8. Iterative Optimization
We now have every building block for training a neural network.
Once we know the sensitivities of weights and biases, we try to minimize (hence the minus sign) the loss metric iteratively by gradient descent.
9. Testing
The model generalizes well if the testing loss is not much higher than the training loss. We also make some test cases to see how the model performs.
2)
Neural networks are an advanced data mining tool s and it process elements that are organized in different ways to form network structure and its processing unit is neuron which are organized in a network, nine steps for creating a neural network project. In first step data is collected and used for training and network testing, and adequate data can be obtained. Second step will define the network structure and in this phase the data that collected is identified, then proper planning will be made for testing the network performance. In next steps network architecture planned with learning methods, the tool availability or capabilities of development personal will be determined depending on the type of neural network selected. In this stage many problems are successfully demonstrated with high rate with certain consideration such as number of neurons and number of layers, generic algorithms are used for selecting the network design. (Sharda, Delen & Turban, 2020).
In step 5 network weights and parameters are initialized once the training performance feedback is received, first generated values are important in determining the efficiency and length, and some methods will change the parameters during performance enhance training.

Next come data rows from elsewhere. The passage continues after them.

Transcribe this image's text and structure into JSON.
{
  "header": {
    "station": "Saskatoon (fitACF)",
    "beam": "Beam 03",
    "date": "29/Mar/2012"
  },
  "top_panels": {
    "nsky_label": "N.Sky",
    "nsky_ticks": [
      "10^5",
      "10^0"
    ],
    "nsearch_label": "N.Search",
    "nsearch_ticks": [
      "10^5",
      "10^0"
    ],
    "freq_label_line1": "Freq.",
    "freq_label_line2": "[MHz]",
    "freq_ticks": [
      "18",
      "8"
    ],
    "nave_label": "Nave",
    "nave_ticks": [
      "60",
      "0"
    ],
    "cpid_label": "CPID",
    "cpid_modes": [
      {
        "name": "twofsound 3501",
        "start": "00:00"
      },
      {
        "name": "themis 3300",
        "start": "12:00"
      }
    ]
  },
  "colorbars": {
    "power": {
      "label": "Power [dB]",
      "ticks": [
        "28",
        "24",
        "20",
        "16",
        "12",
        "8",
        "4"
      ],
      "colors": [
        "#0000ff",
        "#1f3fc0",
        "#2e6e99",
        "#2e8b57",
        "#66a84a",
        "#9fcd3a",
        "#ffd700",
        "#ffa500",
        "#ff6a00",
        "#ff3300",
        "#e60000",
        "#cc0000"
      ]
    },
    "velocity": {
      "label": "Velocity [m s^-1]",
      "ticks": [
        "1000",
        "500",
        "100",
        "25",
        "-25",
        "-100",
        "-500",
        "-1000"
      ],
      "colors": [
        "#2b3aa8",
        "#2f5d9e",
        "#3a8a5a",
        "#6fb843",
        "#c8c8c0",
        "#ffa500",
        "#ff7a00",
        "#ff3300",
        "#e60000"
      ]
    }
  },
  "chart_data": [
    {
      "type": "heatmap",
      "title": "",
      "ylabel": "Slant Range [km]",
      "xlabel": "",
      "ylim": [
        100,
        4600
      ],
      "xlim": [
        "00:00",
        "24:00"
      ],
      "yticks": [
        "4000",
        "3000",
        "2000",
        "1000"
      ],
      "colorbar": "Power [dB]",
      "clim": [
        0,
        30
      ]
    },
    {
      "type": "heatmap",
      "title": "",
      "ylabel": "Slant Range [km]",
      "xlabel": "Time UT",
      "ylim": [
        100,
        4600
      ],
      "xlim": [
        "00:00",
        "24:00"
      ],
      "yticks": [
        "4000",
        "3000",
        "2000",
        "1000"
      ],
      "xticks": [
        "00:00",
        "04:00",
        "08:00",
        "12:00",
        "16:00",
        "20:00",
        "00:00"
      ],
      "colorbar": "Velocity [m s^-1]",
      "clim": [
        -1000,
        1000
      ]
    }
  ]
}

Step 6 will transform the application data into the type and format required by the neural network, and it require software for data processing or performing the operations in neural network packages, the data storage and manipulation techniques are designed for effective retraining neural network. In steps 7 and 8 training and testing are conducted with inputs and desired output data, the network computes the outputs and adjusts the weights until the computed outputs are within an acceptable tolerance of the known outputs for the input cases. (Sharda, Delen & Turban,2020).